Besides, these worlds are not created easily. Ranbir in an interview with us spoke of the immense amount of detailing that goes into getting a shot right.  "In Jabse Tere Naina, I had to roll back in a certain way and the towel had to fall and my leg was showing and it was one shot where I had to get up and sing. He is very particular about what beat you catch; he is a very musical director. I did 45 or 50 takes one day and my back really broke and out of sympathy he said, 'Okay, I'll manage'. The next morning, he said he hasn't got it and I had to do another 70 takes."

His homeless lover in Saawariya, who sleeps on the streets, wears velvet and tweed, with no home, but has keys dangling from his chest; his universe does not care for reason.

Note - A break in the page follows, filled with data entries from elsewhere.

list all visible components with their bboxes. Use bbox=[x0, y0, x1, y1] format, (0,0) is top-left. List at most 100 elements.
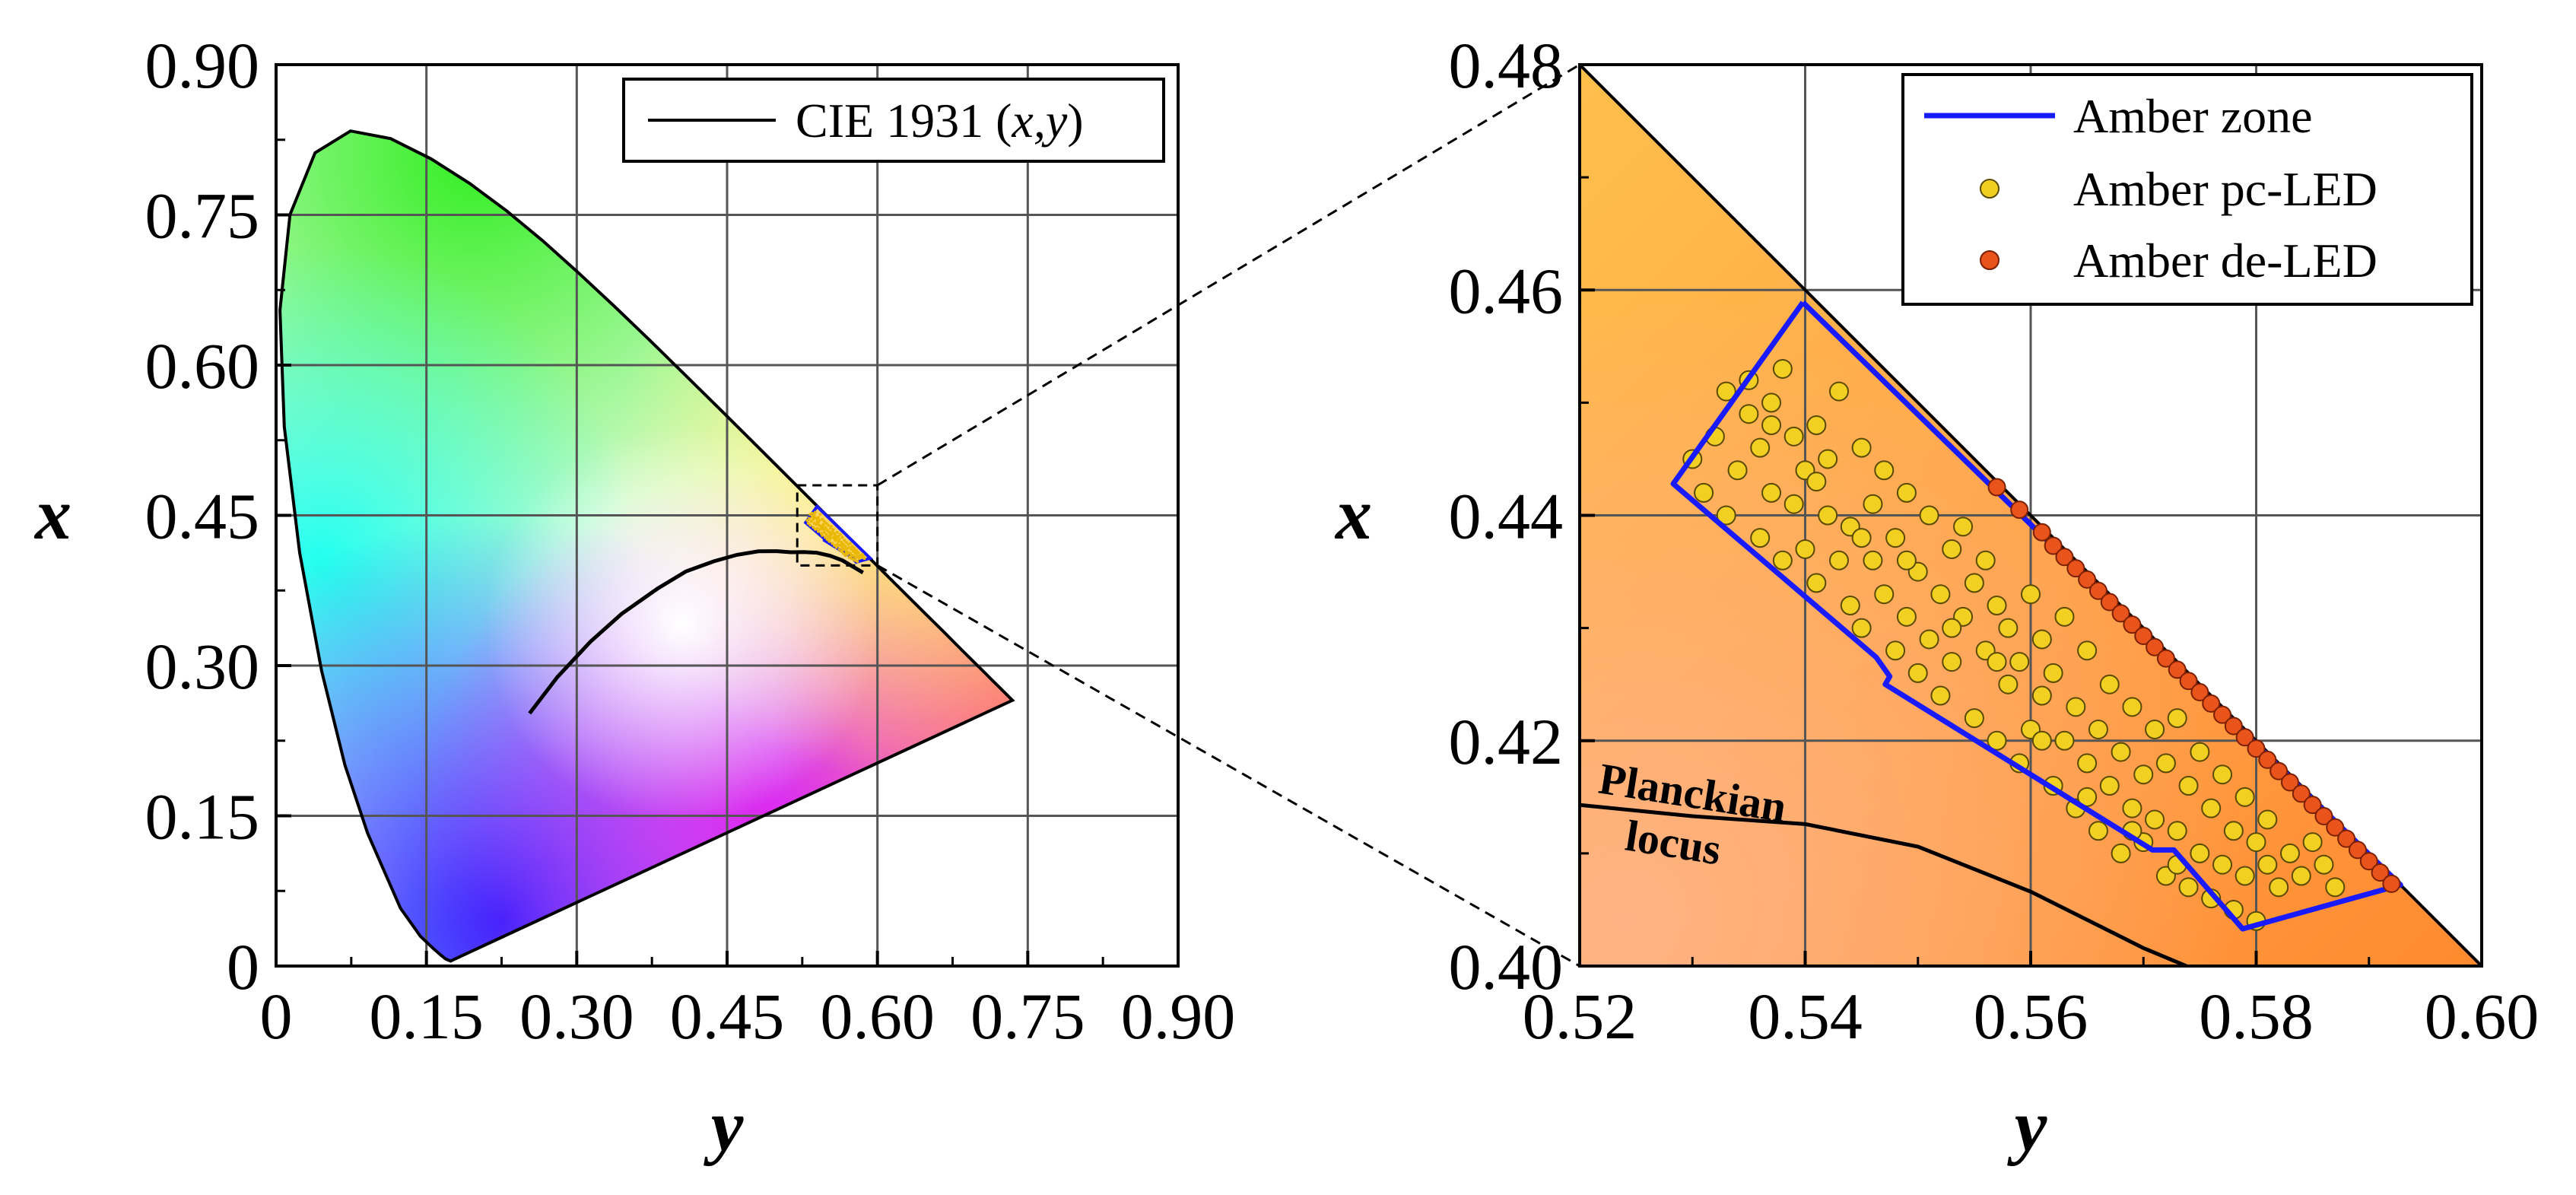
amber-pc-led-point bbox=[1784, 494, 1804, 514]
amber-pc-led-point bbox=[1750, 437, 1771, 458]
left-mini-pc-led-point bbox=[824, 522, 828, 526]
amber-pc-led-point bbox=[1953, 516, 1974, 537]
amber-pc-led-point bbox=[1998, 618, 2019, 638]
amber-de-led-point bbox=[2382, 874, 2401, 893]
amber-pc-led-point bbox=[2178, 877, 2199, 898]
amber-pc-led-point bbox=[2235, 787, 2255, 807]
amber-de-led-point bbox=[1987, 478, 2006, 497]
amber-pc-led-point bbox=[2155, 753, 2176, 774]
left-mini-pc-led-point bbox=[841, 542, 845, 546]
left-mini-pc-led-point bbox=[821, 526, 824, 529]
left-mini-pc-led-point bbox=[821, 533, 824, 537]
amber-de-led-point bbox=[2337, 829, 2356, 848]
right-y-tick-label: 0.40 bbox=[1449, 930, 1564, 1003]
amber-pc-led-point bbox=[1874, 584, 1895, 605]
left-mini-pc-led-point bbox=[816, 516, 820, 520]
amber-de-led-point bbox=[2100, 593, 2119, 612]
right-legend: Amber zone Amber pc-LED Amber de-LED bbox=[1901, 73, 2473, 306]
amber-pc-led-point bbox=[1806, 415, 1827, 435]
amber-pc-led-point bbox=[2066, 697, 2086, 717]
left-mini-pc-led-point bbox=[844, 551, 848, 555]
legend-pc-led-marker bbox=[1980, 179, 1999, 199]
amber-pc-led-point bbox=[2190, 843, 2210, 863]
left-amber-zone-mini bbox=[803, 504, 874, 564]
amber-pc-led-point bbox=[2178, 776, 2199, 796]
amber-pc-led-point bbox=[2223, 821, 2244, 841]
amber-pc-led-point bbox=[1885, 640, 1906, 661]
amber-pc-led-point bbox=[2314, 854, 2334, 875]
left-mini-pc-led-point bbox=[805, 519, 809, 523]
left-x-tick-label: 0 bbox=[260, 980, 293, 1053]
amber-pc-led-point bbox=[2167, 708, 2187, 729]
left-mini-pc-led-point bbox=[849, 542, 853, 545]
amber-de-led-point bbox=[2190, 683, 2209, 702]
right-x-tick-label: 0.56 bbox=[1974, 980, 2088, 1053]
amber-pc-led-point bbox=[1784, 426, 1804, 447]
amber-de-led-point bbox=[2224, 717, 2243, 736]
left-mini-pc-led-point bbox=[824, 532, 828, 536]
amber-de-led-point bbox=[2168, 660, 2187, 679]
left-mini-pc-led-point bbox=[856, 560, 859, 564]
left-y-tick-labels: 0 0.15 0.30 0.45 0.60 0.75 0.90 bbox=[145, 29, 260, 1003]
left-legend: CIE 1931 (x,y) bbox=[622, 78, 1165, 163]
left-mini-pc-led-point bbox=[812, 516, 816, 520]
left-mini-pc-led-point bbox=[822, 520, 826, 523]
left-axis-ticks bbox=[275, 63, 1180, 968]
left-x-tick-label: 0.60 bbox=[820, 980, 935, 1053]
amber-pc-led-point bbox=[2031, 629, 2052, 650]
amber-pc-led-point bbox=[1874, 460, 1895, 481]
left-y-tick-label: 0.60 bbox=[145, 329, 260, 402]
amber-pc-led-point bbox=[2077, 787, 2098, 807]
amber-pc-led-point bbox=[1930, 685, 1951, 706]
amber-pc-led-point bbox=[1863, 550, 1883, 570]
amber-pc-led-point bbox=[1806, 573, 1827, 593]
amber-pc-led-point bbox=[1851, 437, 1872, 458]
left-mini-pc-led-point bbox=[813, 510, 817, 514]
amber-de-led-point bbox=[2134, 626, 2153, 645]
amber-de-led-point bbox=[2066, 559, 2085, 578]
left-mini-pc-led-point bbox=[840, 545, 844, 549]
amber-pc-led-point bbox=[2167, 821, 2187, 841]
left-x-axis-title: y bbox=[704, 1085, 744, 1166]
right-y-tick-label: 0.48 bbox=[1449, 29, 1564, 102]
amber-pc-led-point bbox=[1987, 596, 2007, 615]
amber-pc-led-point bbox=[1772, 550, 1793, 570]
left-mini-pc-led-point bbox=[837, 544, 840, 547]
amber-de-led-point bbox=[2258, 750, 2277, 769]
left-mini-pc-led-point bbox=[809, 520, 813, 523]
left-mini-pc-led-point bbox=[844, 541, 848, 545]
left-mini-pc-led-point bbox=[843, 545, 847, 548]
right-y-tick-label: 0.44 bbox=[1449, 480, 1564, 553]
left-mini-pc-led-point bbox=[824, 536, 827, 539]
left-chart: 00.150.300.450.600.750.90 0 0.15 0.30 0.45 0… bbox=[33, 29, 1235, 1166]
right-y-tick-label: 0.42 bbox=[1449, 705, 1564, 778]
amber-pc-led-point bbox=[1998, 674, 2019, 694]
amber-de-led-point bbox=[2247, 739, 2266, 758]
amber-pc-led-point bbox=[1964, 573, 1984, 593]
amber-pc-led-point bbox=[2043, 663, 2063, 683]
left-mini-pc-led-point bbox=[821, 523, 825, 526]
amber-de-led-point bbox=[2269, 761, 2289, 780]
amber-pc-led-point bbox=[2031, 730, 2052, 751]
amber-de-led-point bbox=[2280, 773, 2299, 792]
amber-de-led-point bbox=[2146, 637, 2165, 656]
left-x-tick-label: 0.30 bbox=[519, 980, 634, 1053]
left-y-axis-title: x bbox=[33, 473, 71, 555]
left-mini-pc-led-point bbox=[815, 523, 818, 526]
left-mini-pc-led-point bbox=[827, 539, 831, 543]
amber-pc-led-point bbox=[1694, 482, 1714, 503]
amber-pc-led-point bbox=[1818, 505, 1838, 526]
amber-pc-led-point bbox=[1919, 505, 1939, 526]
amber-pc-led-point bbox=[2088, 719, 2108, 739]
right-axis-ticks bbox=[1578, 63, 2483, 968]
left-y-tick-label: 0 bbox=[227, 930, 259, 1003]
amber-pc-led-point bbox=[2133, 764, 2154, 785]
amber-pc-led-point bbox=[1828, 381, 1849, 402]
amber-de-led-point bbox=[2359, 852, 2378, 871]
amber-pc-led-point bbox=[1795, 539, 1815, 559]
left-mini-pc-led-point bbox=[827, 530, 831, 534]
amber-pc-led-point bbox=[1828, 550, 1849, 570]
amber-pc-led-point bbox=[2212, 764, 2233, 785]
left-mini-pc-led-point bbox=[818, 513, 822, 516]
amber-pc-led-point bbox=[2291, 866, 2311, 886]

Bhansali will always remain the elusive and pioneering cultural storehouse. Casting Hrithik Roshan, known for his fluid dance and rock-solid physique as a bed ridden, ageing, and potbellied patient in Guzaarish, he is the same artist who tried to cast Amitabh Bachhan known for his baritone as the mute character Nana Patekar would eventually play in Khamoshi, his first film. His nurses wear Sabyasachi gowns, and deep red lipstick is used to portray loneliness. His homeless lover in Saawariya, who sleeps on the streets, wears velvet and tweed, with no home, but has keys dangling from his chest; his universe does not care for reason. Because nothing matters, he sees that. Except beauty, perhaps. Maybe (performed) love.